Mais pour arriver à cette conclusion, encore faut-il faire ses devoirs. Un investissement en temps, concède M. Breton, mais « c’est un investissement qui rapporte. Si tu ne fais pas cet exercice-là, c’est que tu es dans le déni. La job d’un bon gestionnaire de flotte, c’est de trouver des moyens d’être efficace et de sauver des coûts. »
Il importe ensuite de vérifier la capacité électrique du ou des bâtiments pour savoir ce qu’il est possible de déployer comme infrastructure de recharge. Ce travail inclut la planification de bornes de niveau 2 ou 3 et, au besoin, l’ajout de systèmes intelligents pour gérer la puissance disponible. Pour avoir l’heure juste, M. Breton recommande de faire appel à des entreprises spécialisées dans le secteur des flottes.
Une fois ces étapes franchies, on peut alors songer à faire le saut. Mais pas avant.
Au-delà de la logistique, il faut bien encadrer l’humain qui sera aux commandes de ces bolides électriques, pour assurer une transition fluide et efficace. M. Breton rapporte le cas de deux employés croisés à une borne de recharge avec leur camion Chevrolet BrightDrop. Un changement de trajet de dernière minute a eu raison de son autonomie, les forçant à se ravitailler avant leur retour à leur camp de base. Mais une fois sur place, « les conducteurs n’avaient aucune idée du fonctionnement de la borne. Zéro. Je les ai aidés et leur ai montré comment charger leur véhicule. »
L’exemple n’est pas isolé. « La plupart des gestionnaires de flotte et des concessionnaires, n’expliquent pas ou n’expliquent pas correctement comment gérer la recharge publique. » Une erreur coûteuse, facilement évitable. « Il est indispensable d’éduquer les employés pour qu’ils sachent comment se servir de leur véhicule électrique afin de prévenir les mauvaises surprises », et du même coup, rassurer les usagers.
Depuis 15 ans, MEC propose une formation spécifique à la gestion et à l’utilisation de véhicules électriques (VE). Le programme, mis à jour au fil des ans, est offert dans les deux langues et accessible partout au pays. L’organisme propose aussi des services d’accompagnement et de conseil pour aider les villes et les compagnies dans leur démarche.
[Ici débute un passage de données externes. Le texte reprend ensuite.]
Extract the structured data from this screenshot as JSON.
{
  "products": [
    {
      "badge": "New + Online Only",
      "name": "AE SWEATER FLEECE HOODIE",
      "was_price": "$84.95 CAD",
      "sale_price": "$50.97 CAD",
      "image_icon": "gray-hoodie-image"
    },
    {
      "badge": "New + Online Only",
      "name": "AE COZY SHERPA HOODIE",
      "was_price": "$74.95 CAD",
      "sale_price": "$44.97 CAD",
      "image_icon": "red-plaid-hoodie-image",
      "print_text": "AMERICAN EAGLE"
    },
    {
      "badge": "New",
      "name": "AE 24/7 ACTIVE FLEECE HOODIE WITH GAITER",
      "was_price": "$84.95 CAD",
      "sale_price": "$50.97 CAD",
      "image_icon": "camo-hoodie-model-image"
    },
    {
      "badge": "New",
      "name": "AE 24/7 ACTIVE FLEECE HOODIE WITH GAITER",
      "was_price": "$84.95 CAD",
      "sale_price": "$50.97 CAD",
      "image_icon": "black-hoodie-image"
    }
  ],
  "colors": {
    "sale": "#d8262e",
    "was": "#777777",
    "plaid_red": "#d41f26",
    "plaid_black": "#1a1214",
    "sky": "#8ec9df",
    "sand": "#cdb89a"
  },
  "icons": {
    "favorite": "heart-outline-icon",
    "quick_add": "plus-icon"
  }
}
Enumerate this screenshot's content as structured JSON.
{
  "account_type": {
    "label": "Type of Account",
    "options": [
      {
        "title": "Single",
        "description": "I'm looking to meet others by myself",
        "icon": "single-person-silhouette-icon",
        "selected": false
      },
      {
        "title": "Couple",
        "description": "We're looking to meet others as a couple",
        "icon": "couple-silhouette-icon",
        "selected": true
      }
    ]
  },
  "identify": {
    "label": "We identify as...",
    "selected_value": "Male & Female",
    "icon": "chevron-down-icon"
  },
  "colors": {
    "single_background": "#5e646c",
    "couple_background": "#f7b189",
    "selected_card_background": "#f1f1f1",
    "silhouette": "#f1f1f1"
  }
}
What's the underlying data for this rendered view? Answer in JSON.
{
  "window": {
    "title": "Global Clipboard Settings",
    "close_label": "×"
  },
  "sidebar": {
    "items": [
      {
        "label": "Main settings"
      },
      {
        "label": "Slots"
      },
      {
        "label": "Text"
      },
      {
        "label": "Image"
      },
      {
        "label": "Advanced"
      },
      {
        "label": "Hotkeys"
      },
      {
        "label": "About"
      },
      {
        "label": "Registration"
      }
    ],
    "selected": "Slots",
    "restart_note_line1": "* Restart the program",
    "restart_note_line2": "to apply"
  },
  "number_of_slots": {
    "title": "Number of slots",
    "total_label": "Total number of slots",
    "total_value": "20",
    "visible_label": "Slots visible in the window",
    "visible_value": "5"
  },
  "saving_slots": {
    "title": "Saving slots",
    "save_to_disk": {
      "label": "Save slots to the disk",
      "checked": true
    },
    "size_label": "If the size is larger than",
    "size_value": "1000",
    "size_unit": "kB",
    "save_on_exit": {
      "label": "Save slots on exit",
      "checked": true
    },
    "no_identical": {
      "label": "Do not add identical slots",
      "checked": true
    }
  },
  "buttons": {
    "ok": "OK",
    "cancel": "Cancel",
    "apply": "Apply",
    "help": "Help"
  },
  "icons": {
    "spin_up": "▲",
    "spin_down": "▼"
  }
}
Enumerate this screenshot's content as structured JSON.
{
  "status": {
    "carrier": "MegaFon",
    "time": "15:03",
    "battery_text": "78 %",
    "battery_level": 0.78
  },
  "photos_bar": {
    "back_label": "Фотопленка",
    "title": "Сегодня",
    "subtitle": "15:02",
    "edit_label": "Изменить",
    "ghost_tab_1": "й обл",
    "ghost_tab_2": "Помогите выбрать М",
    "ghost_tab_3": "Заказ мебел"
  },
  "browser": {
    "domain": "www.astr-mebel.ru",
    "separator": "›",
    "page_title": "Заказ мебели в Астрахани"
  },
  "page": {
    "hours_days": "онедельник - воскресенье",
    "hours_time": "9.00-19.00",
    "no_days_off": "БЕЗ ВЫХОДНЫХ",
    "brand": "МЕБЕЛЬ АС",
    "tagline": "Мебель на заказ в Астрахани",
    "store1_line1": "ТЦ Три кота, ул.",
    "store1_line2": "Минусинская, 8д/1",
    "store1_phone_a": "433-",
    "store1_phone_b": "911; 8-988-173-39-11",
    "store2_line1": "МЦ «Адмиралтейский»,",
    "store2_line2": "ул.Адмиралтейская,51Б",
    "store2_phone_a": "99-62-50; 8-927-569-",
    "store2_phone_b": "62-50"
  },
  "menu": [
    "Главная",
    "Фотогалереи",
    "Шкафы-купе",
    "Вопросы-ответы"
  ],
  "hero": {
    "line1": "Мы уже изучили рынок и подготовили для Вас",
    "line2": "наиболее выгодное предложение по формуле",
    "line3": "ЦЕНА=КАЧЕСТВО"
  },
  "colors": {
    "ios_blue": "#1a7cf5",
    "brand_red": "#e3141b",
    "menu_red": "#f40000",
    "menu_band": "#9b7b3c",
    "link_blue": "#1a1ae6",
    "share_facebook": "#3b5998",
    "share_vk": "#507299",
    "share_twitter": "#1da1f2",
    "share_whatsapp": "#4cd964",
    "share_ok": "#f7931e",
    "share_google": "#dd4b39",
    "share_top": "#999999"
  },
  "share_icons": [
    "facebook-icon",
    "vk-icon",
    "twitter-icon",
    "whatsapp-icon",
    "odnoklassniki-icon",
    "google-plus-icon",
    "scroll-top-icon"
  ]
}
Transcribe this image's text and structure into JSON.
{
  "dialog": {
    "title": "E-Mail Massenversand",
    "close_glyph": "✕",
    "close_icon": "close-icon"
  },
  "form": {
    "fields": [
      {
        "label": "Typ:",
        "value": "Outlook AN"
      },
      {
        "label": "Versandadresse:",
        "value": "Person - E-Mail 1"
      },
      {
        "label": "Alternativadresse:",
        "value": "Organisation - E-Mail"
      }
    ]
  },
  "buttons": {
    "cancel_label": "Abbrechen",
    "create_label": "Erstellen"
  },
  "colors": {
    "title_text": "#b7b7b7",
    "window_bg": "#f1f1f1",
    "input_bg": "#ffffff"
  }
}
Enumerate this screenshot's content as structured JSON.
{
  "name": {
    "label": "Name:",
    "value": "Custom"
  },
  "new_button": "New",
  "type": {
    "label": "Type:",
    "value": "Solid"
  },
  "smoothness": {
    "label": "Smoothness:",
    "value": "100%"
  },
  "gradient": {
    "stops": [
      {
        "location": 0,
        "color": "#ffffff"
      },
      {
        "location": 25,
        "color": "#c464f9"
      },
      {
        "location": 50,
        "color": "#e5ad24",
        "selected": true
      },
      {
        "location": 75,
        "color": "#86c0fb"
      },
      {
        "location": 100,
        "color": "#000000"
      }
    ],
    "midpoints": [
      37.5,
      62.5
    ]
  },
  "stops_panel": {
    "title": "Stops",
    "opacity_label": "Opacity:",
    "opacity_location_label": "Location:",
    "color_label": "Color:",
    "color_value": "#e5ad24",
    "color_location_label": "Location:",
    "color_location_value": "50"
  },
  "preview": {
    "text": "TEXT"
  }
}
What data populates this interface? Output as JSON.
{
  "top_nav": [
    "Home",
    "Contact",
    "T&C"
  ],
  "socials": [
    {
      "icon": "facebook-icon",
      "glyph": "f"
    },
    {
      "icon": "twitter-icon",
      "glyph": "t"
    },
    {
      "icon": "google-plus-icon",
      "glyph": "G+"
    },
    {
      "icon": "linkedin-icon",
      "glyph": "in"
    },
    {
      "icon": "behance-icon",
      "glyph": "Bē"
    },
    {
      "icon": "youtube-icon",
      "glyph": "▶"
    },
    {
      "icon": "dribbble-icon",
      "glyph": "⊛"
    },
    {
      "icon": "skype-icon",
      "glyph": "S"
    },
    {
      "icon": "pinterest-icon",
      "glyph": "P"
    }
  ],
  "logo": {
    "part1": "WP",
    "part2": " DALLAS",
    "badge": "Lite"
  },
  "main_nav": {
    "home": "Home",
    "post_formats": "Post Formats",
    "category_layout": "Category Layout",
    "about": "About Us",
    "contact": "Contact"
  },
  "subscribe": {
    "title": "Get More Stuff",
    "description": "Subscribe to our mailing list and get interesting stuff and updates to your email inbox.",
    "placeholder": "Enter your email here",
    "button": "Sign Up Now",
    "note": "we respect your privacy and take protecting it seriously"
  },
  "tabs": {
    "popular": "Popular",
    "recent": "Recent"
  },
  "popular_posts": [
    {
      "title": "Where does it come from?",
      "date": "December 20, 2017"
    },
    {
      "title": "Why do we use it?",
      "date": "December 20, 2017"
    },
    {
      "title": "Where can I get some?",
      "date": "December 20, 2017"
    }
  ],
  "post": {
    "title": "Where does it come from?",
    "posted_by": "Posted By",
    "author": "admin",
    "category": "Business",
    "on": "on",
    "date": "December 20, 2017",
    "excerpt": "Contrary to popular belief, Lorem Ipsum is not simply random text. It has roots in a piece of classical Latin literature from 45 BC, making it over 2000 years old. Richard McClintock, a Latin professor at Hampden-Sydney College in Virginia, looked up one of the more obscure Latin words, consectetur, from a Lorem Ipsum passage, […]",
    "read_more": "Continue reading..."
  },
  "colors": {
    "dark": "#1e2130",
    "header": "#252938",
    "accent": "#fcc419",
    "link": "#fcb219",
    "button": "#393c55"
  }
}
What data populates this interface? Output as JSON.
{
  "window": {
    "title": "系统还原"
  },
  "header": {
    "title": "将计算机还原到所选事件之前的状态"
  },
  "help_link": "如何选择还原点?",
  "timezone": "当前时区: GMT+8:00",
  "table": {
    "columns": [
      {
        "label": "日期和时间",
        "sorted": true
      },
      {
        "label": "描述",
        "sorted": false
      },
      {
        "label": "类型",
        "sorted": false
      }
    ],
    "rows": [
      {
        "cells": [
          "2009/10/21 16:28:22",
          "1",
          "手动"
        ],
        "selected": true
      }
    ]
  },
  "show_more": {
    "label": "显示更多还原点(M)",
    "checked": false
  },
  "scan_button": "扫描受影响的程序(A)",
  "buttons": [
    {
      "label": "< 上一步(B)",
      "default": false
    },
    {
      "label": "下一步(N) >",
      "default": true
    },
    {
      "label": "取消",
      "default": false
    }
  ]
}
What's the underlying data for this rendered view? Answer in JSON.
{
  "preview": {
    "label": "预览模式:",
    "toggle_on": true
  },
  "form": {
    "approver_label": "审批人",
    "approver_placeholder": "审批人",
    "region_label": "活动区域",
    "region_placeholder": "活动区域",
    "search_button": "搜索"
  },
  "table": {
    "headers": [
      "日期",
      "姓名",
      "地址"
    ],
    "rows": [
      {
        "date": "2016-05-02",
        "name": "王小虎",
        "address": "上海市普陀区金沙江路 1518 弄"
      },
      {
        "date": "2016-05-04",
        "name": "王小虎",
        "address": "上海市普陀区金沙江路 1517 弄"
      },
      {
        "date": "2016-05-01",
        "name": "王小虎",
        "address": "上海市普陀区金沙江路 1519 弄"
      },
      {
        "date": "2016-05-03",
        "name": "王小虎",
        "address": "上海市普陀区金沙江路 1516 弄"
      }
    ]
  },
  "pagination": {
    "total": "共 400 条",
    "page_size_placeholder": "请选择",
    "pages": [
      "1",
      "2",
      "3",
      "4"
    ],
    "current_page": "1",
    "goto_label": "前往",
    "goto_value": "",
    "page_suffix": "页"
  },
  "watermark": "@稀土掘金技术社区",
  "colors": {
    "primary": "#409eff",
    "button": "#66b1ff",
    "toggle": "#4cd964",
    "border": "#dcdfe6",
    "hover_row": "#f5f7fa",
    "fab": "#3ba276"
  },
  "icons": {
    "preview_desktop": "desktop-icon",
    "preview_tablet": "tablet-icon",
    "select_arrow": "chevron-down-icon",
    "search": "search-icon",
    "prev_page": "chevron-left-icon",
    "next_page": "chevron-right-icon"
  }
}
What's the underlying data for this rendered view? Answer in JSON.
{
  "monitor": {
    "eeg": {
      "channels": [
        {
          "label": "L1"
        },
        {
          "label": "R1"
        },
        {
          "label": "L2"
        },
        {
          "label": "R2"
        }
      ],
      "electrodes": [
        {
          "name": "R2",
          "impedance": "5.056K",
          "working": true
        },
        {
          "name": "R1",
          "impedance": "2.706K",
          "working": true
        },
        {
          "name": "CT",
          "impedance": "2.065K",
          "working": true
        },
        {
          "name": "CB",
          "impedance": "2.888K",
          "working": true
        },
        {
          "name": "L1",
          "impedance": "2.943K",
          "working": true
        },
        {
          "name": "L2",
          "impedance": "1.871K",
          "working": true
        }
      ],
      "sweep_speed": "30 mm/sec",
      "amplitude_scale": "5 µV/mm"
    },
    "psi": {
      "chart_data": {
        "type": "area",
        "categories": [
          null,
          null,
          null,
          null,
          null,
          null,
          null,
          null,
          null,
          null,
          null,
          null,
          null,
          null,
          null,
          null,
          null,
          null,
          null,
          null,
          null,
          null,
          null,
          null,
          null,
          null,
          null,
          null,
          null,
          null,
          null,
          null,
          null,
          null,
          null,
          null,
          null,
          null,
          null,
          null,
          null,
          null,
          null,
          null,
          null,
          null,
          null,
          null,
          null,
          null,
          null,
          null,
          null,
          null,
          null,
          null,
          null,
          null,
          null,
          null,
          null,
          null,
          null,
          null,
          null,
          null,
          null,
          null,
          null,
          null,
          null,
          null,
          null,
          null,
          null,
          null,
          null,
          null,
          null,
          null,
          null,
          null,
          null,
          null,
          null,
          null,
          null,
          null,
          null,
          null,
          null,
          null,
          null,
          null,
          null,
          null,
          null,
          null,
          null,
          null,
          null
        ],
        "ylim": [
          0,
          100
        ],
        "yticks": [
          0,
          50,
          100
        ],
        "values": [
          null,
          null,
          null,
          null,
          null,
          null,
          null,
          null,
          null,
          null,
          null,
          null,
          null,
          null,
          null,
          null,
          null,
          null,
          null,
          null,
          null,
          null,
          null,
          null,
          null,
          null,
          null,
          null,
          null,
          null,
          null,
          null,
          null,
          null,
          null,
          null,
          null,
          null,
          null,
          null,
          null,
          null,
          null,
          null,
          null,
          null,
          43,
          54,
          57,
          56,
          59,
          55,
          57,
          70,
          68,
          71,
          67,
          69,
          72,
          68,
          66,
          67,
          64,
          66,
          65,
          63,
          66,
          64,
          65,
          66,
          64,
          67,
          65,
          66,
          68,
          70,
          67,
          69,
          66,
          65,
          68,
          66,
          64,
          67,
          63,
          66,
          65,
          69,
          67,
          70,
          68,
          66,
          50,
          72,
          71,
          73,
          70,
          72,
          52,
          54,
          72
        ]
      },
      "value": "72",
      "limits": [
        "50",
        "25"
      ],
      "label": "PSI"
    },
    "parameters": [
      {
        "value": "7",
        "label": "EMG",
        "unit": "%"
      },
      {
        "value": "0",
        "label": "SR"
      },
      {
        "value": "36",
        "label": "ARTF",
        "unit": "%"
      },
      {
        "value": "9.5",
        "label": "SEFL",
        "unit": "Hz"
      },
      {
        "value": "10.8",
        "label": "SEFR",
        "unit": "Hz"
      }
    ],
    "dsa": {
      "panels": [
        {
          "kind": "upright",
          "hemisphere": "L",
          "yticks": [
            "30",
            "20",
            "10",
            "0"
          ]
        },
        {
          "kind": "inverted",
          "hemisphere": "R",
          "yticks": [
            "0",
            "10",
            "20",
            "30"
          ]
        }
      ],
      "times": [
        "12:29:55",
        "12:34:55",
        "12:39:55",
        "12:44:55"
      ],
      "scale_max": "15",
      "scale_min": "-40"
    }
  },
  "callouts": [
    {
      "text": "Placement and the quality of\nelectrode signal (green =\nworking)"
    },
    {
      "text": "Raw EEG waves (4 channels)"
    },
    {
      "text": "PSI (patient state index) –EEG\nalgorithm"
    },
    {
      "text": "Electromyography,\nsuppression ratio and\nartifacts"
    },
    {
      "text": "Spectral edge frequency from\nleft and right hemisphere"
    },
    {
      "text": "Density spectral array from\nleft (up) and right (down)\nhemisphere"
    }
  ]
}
S’informer pour mieux planifier
Si les incitatifs gouvernementaux jouent un rôle prépondérant dans les décisions des gestionnaires, M. Breton rappelle que les entreprises peuvent profiter d’une déduction fiscale fédérale à l’achat d’un véhicule électrique. Malgré ses nombreuses interventions pour la faire connaître depuis sa mise en service il y a six ans, le constat demeure accablant. « À ce jour, 95 % des gens n’ont aucune idée de ce dont je parle. Je trouve cela sidérant qu’ils ne soient pas plus informés que ça. »
Même si le Québec octroie toujours un rabais à l’achat de 4 000 $, la subvention fédérale, elle, continue à se faire désirer. Le gouvernement a annoncé son retour sans toutefois dévoiler de montant ou de date de début. « Tant qu’il n’aura pas donné de détails sur la reprise de son incitatif, plusieurs gestionnaires vont repousser leur décision », constate M. Breton. Il anticipe cependant une relance des ventes dès que les modalités seront enfin publiées.
La transition vers l’électrique ne s’improvise pas. Elle se planifie, s’analyse et se structure. Pour Daniel Breton, il ne s’agit pas d’un virage idéologique, mais d’un choix rationnel, appuyé par les bons outils et une approche méthodique. Il revient maintenant aux gestionnaires maintenant de passer de l’intention à l’action.